When it comes to money, the players you’re juggling might include your spouse or significant other,your friends, kids, extended family members and colleagues. Even your own money history and beliefs can stake a claim of control over your time, decisions and direction. For example: Carly R., a divorced flight attendant, stated: “I feel out of control with my money and it is a source of constant worry and concern.”

Jean W., a new widow confided: “My husband took care of everything, I am so overwhelmed by everything concerning handling money, I don”t know where to begin.”

Sylvia J., said: “Money was a constant fight. My husband wouldn’t talk about it and we fought constantly about it. I threatened him with divorce and it wasn’t until we entered counseling that all his money and control issues came out. It was life changing for us.”

Gaining control means learning and understanding. You can learn the basics of money issues by reading independently or working with an experienced fee-only financial planner.

Fundamental financial knowledge is just the first part of gaining control over your money. There are two other significant factors: your ability to get clear on and work with your income and spending decisions and your money history.

Dealing with your income and spending is straightforward: know what you earn and what you spend.Get a handle on what part of your spending is for fixed items (rent, mortgage, loan payments and other”must” payments) vs. what you can control—and to what degree. For example, you can control your grocery spending somewhat if you shop wisely and use sales and coupons. You can control vacations and entertainment to a much greater degree.

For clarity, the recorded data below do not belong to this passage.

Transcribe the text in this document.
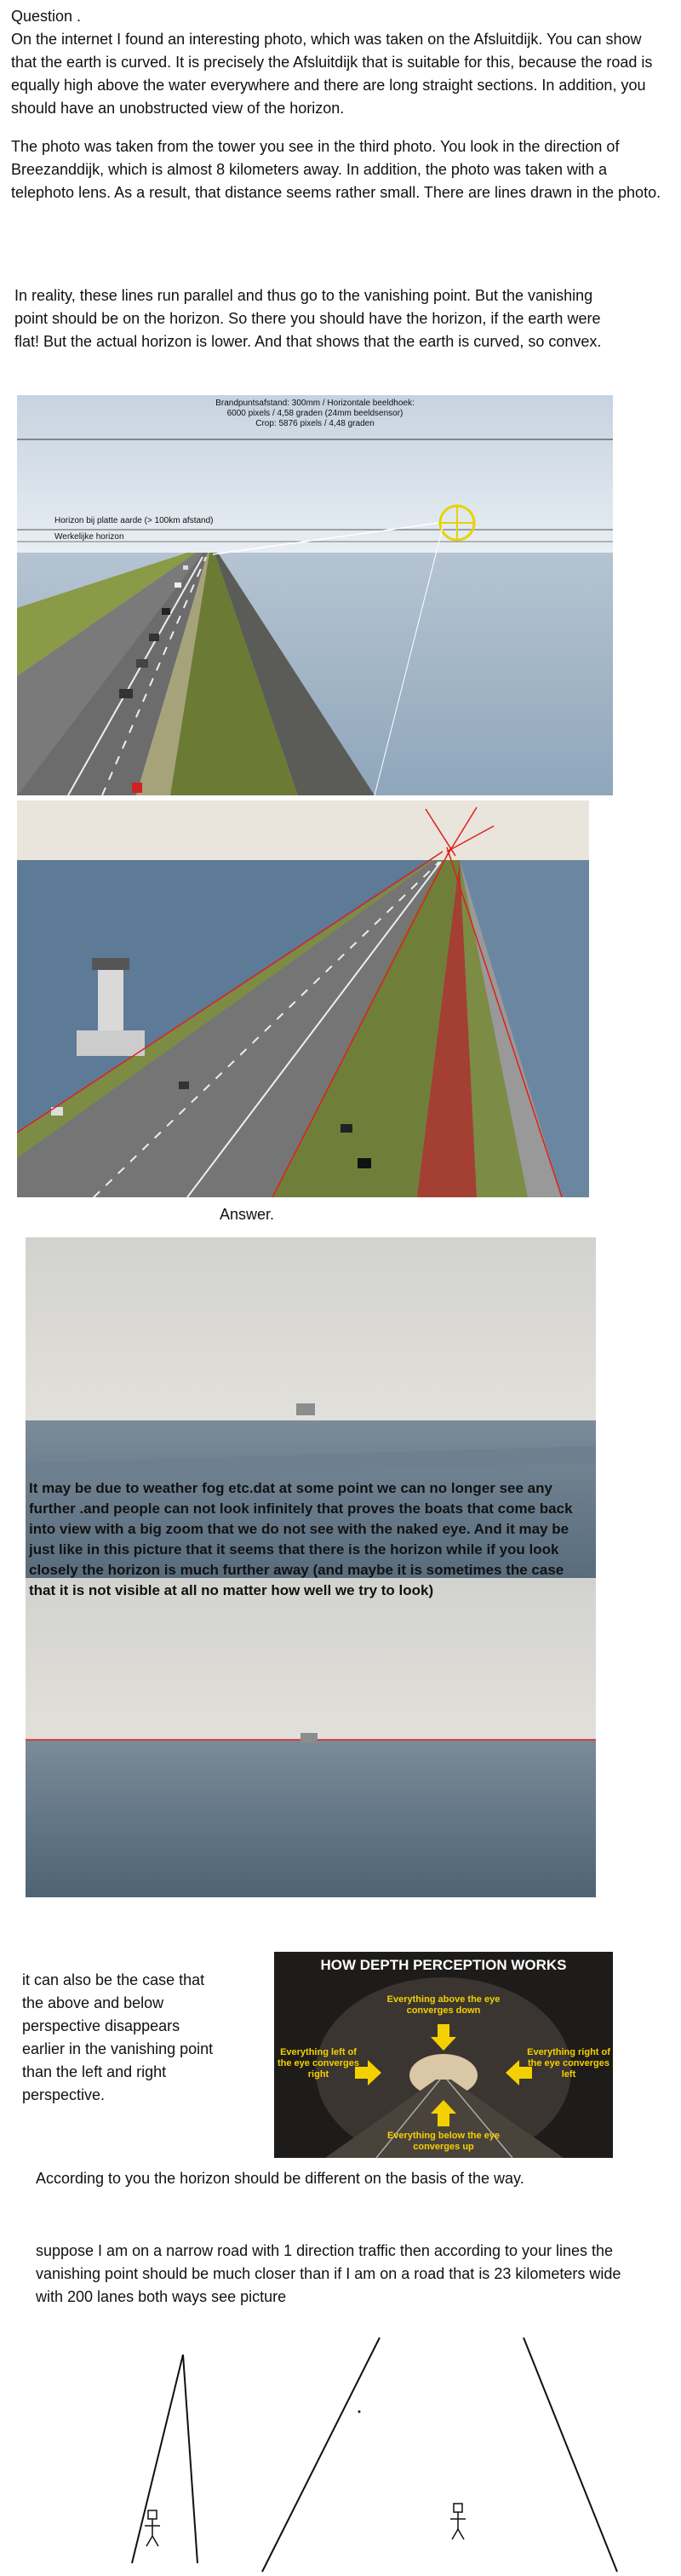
Question .

On the internet I found an interesting photo, which was taken on the Afsluitdijk. You can show that the earth is curved. It is precisely the Afsluitdijk that is suitable for this, because the road is equally high above the water everywhere and there are long straight sections. In addition, you should have an unobstructed view of the horizon.

The photo was taken from the tower you see in the third photo. You look in the direction of Breezanddijk, which is almost 8 kilometers away. In addition, the photo was taken with a telephoto lens. As a result, that distance seems rather small. There are lines drawn in the photo.

In reality, these lines run parallel and thus go to the vanishing point. But the vanishing point should be on the horizon. So there you should have the horizon, if the earth were flat! But the actual horizon is lower. And that shows that the earth is curved, so convex.
Brandpuntsafstand: 300mm / Horizontale beeldhoek:
6000 pixels / 4,58 graden (24mm beeldsensor)
Crop: 5876 pixels / 4,48 graden
Horizon bij platte aarde (> 100km afstand)
Werkelijke horizon
Answer.
It may be due to weather fog etc.dat at some point we can no longer see any further .and people can not look infinitely that proves the boats that come back into view with a big zoom that we do not see with the naked eye. And it may be just like in this picture that it seems that there is the horizon while if you look closely the horizon is much further away (and maybe it is sometimes the case that it is not visible at all no matter how well we try to look)
it can also be the case that the above and below perspective disappears earlier in the vanishing point than the left and right perspective.
HOW DEPTH PERCEPTION WORKS
Everything above the eye converges down
Everything left of the eye converges right
Everything right of the eye converges left
Everything below the eye converges up
According to you the horizon should be different on the basis of the way.
suppose I am on a narrow road with 1 direction traffic then according to your lines the vanishing point should be much closer than if I am on a road that is 23 kilometers wide with 200 lanes both ways see picture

Your money history impacts everything you do around money—and is much trickier to wrap your arms around. The lessons you learned growing up—your money imprint—created the foundation of what you perceive as normal. For example, if you heard, “It’s important to save for a rainy day" you might tend to be a good saver. But if you heard, “It’;s important to show everyone that you are successful,” the tape that plays endlessly in your head might lead you to spend, regardless of the consequences.

In order to gain control over your money life, you want to start with a clear understanding of your money history and your beliefs about money. If your money belief system leads you to money misery—debt, panic, worry, lack of savings and security—it’s time to reassess since clearly it’s not working for you. Instead, toss out those broken messages and install new ones that support a feeling of control and mastery.

Gaining control doesn’t happen overnight. It takes a plan, broken down into tiny supportive steps that cumulatively build a foundation of empowerment and control.